Background: Dose escalation improves cancer control after curative intended radiation therapy (RT) to patients with localized prostate cancer, without increasing toxicity, if IMRT is used.
Materials and methods: In this retrospective analysis, we evaluated long-term toxicity and biochemical control of the first 40 patients with intermediate risk prostate cancer receiving SIB-IMRT. Primary target volume (PTV) 1 including the prostate and proximal third of the seminal vesicles with safety margins was treated with 70 Gy in 35 fractions. PTV 2 containing the prostate with smaller safety margins was treated as SIB to a total dose of 76 Gy with 2.17 Gy per fraction. Toxicity was evaluated using an adapted CTCAE-Score (Version 3).
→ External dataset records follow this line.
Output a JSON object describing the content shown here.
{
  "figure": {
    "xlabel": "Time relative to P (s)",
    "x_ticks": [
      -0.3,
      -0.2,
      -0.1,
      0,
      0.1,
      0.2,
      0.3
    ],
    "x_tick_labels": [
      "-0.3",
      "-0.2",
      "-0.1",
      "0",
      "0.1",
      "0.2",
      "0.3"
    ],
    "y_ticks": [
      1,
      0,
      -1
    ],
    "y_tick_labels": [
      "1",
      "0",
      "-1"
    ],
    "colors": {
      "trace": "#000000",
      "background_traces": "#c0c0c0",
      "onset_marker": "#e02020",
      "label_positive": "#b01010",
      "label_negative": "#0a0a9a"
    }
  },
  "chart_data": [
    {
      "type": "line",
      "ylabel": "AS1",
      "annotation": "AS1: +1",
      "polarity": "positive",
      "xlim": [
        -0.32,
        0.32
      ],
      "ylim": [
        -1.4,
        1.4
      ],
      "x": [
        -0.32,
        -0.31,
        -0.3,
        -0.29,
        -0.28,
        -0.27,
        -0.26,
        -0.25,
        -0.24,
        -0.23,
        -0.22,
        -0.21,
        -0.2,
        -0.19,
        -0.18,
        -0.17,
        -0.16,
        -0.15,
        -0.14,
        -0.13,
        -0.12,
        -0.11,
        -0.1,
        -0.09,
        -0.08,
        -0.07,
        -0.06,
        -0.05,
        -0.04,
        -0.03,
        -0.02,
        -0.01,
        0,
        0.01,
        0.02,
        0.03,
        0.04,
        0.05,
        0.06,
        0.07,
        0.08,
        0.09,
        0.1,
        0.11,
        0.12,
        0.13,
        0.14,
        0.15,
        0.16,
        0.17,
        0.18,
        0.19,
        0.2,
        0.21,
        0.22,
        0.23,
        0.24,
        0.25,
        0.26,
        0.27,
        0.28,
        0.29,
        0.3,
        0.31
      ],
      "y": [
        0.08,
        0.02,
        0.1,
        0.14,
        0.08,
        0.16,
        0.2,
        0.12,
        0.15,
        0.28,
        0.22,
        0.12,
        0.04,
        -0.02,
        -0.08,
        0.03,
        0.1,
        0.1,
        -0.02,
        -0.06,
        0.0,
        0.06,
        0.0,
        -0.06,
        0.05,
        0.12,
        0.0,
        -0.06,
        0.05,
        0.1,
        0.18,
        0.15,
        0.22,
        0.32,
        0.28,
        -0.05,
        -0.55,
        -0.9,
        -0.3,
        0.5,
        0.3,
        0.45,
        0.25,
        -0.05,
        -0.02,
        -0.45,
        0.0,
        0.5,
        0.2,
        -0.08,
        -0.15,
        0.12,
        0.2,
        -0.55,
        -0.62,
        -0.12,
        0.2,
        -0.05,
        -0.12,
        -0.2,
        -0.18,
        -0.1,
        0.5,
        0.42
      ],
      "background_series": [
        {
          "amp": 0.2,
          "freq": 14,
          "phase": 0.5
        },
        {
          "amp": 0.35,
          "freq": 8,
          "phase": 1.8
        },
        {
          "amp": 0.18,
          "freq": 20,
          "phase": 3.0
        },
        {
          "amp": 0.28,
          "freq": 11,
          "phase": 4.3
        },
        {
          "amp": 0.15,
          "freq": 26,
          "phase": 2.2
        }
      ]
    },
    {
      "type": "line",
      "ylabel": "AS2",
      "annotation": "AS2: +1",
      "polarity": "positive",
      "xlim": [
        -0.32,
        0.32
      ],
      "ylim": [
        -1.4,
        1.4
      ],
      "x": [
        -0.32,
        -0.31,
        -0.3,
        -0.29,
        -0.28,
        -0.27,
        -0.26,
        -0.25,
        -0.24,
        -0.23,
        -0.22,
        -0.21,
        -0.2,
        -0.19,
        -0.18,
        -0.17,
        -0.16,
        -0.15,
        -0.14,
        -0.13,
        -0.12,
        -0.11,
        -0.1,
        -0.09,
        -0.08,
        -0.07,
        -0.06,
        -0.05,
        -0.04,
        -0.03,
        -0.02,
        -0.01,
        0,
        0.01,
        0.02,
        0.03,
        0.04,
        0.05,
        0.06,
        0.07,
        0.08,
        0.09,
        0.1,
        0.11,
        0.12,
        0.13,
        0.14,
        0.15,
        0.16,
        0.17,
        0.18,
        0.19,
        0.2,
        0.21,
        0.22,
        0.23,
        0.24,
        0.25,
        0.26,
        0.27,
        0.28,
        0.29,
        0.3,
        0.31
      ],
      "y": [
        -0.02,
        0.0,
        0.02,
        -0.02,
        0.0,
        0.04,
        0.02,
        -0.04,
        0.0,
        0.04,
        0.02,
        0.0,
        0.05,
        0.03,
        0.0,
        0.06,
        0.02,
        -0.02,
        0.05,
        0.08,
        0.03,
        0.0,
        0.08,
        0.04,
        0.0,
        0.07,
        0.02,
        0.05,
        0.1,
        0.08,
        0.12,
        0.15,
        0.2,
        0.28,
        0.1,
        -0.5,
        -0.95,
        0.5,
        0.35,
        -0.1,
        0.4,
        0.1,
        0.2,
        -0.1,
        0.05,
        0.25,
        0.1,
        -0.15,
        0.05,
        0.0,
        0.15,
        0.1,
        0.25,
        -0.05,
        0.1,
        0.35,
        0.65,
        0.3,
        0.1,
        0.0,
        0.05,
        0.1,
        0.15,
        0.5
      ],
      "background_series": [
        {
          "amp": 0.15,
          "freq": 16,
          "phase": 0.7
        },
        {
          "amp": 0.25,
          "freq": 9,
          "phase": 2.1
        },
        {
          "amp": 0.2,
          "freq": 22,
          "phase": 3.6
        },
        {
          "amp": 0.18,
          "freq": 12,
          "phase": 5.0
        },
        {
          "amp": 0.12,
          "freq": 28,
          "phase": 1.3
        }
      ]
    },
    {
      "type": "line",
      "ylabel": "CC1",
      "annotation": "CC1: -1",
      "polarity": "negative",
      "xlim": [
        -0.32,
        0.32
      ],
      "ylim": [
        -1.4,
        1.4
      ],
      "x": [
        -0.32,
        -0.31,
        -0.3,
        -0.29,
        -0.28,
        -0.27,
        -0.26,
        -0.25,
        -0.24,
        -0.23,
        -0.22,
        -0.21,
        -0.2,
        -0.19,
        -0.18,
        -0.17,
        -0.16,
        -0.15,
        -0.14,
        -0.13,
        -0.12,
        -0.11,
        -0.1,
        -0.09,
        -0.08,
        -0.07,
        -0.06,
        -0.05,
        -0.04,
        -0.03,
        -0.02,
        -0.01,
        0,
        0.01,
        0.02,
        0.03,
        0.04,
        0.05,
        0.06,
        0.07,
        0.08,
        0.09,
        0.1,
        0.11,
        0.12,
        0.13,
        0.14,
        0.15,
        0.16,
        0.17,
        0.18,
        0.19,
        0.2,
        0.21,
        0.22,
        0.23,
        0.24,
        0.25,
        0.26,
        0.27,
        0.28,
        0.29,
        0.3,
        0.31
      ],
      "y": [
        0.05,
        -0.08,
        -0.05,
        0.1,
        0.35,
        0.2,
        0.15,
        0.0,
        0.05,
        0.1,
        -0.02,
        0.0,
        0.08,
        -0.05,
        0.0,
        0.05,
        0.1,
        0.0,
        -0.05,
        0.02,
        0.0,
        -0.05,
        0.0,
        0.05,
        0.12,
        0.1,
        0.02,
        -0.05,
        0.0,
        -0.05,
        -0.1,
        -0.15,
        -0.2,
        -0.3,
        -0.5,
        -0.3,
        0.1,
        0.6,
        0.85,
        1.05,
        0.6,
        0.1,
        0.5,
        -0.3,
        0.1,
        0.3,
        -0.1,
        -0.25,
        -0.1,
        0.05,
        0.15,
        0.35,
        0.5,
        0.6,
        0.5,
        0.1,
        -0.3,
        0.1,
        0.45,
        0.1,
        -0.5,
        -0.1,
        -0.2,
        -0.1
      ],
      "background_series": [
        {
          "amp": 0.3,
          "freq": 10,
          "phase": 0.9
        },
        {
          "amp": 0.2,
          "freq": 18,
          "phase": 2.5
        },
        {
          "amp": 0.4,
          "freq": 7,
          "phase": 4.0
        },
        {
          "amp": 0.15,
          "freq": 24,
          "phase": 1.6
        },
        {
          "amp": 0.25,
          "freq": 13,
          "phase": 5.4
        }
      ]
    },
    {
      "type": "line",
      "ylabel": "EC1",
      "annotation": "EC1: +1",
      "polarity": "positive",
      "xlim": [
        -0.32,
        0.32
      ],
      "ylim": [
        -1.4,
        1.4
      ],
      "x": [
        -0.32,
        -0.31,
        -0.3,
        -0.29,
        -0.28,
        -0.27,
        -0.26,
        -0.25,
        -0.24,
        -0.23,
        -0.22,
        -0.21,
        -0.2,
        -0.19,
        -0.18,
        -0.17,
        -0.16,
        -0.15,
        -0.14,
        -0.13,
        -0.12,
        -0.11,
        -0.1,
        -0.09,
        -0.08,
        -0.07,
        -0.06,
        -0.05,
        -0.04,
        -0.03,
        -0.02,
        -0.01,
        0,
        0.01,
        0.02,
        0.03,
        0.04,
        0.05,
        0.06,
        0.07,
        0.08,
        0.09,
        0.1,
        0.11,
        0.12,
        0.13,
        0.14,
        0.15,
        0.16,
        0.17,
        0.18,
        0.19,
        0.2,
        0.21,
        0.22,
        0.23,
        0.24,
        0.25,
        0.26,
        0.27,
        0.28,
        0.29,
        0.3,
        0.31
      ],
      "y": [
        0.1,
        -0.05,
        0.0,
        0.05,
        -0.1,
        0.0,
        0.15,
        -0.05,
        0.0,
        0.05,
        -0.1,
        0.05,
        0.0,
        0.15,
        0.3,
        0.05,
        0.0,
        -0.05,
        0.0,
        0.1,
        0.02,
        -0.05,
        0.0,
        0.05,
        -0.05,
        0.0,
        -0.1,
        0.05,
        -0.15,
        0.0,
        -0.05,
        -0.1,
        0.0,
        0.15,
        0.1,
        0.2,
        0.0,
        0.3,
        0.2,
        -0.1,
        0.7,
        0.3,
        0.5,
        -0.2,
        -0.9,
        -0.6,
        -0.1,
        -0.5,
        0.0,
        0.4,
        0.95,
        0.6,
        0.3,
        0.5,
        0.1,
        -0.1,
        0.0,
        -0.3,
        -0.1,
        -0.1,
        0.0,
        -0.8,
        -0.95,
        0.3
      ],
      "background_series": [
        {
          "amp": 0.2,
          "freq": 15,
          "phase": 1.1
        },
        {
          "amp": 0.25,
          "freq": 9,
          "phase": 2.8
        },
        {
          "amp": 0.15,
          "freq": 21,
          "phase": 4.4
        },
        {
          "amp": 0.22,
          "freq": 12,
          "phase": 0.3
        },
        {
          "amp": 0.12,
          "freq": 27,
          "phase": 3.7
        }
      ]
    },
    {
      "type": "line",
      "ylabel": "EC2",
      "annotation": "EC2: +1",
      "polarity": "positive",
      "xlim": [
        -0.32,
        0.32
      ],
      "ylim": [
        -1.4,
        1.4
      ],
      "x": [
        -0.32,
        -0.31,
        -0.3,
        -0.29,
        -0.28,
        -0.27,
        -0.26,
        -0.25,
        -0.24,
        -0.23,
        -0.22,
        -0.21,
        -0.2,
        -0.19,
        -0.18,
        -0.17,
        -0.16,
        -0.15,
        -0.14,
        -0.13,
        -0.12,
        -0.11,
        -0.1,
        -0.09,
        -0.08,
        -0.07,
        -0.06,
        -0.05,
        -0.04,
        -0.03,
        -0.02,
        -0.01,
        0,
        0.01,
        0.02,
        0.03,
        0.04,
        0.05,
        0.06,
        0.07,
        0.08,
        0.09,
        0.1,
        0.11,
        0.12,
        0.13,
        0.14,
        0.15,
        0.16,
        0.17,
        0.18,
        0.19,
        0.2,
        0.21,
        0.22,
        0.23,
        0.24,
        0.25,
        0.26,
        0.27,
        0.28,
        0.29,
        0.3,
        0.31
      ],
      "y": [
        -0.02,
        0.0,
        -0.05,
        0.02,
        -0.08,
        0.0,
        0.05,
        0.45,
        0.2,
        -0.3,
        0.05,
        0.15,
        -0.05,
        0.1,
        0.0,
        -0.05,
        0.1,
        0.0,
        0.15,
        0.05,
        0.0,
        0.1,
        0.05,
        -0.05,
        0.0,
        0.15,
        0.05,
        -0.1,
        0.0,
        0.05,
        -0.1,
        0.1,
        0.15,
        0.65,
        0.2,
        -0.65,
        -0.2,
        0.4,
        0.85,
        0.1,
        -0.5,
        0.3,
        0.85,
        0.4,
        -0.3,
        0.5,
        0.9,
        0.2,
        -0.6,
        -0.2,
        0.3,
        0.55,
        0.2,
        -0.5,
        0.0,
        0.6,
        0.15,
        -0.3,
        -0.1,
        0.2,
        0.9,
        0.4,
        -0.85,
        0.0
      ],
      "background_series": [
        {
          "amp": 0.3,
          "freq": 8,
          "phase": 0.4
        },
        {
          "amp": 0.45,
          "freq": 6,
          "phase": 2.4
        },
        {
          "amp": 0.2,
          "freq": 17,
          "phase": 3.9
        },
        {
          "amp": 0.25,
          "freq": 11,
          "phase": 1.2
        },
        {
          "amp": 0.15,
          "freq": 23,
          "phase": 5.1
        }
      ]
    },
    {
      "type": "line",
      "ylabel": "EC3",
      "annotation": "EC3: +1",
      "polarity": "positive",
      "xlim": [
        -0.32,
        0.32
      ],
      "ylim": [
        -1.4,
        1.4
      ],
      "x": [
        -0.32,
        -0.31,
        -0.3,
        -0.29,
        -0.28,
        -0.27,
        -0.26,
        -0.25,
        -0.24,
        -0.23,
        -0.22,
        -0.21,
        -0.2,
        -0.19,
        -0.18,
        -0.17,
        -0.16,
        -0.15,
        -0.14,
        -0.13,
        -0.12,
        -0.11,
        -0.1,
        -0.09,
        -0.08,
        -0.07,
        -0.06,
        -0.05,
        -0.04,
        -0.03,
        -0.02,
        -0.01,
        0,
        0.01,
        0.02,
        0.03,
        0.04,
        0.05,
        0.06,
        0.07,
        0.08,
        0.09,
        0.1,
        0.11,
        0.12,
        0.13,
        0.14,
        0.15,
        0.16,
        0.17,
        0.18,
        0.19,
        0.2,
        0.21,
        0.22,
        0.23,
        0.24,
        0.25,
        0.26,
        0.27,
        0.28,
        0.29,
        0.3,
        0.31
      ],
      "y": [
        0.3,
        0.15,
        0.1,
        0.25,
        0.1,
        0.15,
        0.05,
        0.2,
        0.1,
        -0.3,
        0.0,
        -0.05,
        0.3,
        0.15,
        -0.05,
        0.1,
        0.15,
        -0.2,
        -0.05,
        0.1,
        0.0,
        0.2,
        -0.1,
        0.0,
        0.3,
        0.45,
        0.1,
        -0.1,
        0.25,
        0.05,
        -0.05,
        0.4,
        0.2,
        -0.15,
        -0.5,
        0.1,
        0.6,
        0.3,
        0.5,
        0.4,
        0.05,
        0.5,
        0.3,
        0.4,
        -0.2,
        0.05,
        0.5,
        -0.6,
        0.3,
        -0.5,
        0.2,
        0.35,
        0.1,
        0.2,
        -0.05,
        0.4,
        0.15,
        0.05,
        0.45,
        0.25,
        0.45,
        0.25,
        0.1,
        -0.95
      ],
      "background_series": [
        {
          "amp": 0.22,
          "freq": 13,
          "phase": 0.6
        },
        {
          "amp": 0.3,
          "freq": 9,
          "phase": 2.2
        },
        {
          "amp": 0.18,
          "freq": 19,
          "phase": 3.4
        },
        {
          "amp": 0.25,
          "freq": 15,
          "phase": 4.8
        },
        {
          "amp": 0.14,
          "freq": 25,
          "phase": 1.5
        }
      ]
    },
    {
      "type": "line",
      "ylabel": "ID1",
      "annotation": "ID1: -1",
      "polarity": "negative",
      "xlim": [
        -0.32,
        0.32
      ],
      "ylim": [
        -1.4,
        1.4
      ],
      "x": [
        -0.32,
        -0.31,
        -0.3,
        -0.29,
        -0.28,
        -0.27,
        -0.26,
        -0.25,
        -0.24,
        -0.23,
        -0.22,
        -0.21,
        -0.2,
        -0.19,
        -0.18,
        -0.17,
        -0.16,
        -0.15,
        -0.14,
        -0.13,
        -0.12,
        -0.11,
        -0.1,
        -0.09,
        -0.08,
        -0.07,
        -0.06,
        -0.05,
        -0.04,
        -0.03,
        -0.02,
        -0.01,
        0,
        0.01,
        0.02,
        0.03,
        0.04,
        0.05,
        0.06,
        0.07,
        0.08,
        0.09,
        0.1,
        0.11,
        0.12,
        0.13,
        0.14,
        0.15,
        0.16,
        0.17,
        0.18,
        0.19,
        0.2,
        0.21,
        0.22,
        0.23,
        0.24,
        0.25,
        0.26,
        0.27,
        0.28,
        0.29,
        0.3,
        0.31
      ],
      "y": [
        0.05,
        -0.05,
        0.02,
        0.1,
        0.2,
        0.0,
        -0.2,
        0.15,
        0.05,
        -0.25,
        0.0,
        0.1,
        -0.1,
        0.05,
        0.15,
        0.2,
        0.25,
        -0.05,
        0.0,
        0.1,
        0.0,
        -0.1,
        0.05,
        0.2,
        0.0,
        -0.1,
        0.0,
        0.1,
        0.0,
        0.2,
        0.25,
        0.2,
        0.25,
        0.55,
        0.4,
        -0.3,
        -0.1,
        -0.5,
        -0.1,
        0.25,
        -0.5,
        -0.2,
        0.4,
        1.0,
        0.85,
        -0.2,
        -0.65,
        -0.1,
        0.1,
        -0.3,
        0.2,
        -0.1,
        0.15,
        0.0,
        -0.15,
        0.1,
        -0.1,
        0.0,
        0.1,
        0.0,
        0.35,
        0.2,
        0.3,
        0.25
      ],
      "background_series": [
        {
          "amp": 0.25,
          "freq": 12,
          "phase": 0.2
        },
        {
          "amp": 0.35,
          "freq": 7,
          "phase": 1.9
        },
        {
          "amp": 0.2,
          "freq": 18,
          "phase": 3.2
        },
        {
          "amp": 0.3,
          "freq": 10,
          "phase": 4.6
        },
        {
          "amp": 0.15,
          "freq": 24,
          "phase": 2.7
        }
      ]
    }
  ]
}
Results: Median follow-up of living patients was 66 (20-78) months. No late genitourinary toxicity higher than grade 2 has been reported. Grade 2 genitourinary toxicity rates decreased from 58% at the end of the treatment to 10% at 60 months. Late gastrointestinal (GI) toxicity was also moderate, though the prescribed PTV Dose of 76 Gy was accepted at the anterior rectal wall. 74% of patients reported any GI toxicity during follow up and no toxicity rates higher than grade 2 were observed. Grade 2 side effects were reported by 13% of the patients at 60 months. 5-year freedom from biochemical failure was 95% at our last follow up.
Conclusion: SIB-IMRT using daily MV-CT guidance showed excellent long-term biochemical control and low toxicity rates.
Keywords: Fractionation; Late toxicity; Long term follow up; Prostate Cancer; Rectal toxicity; Tomotherapy.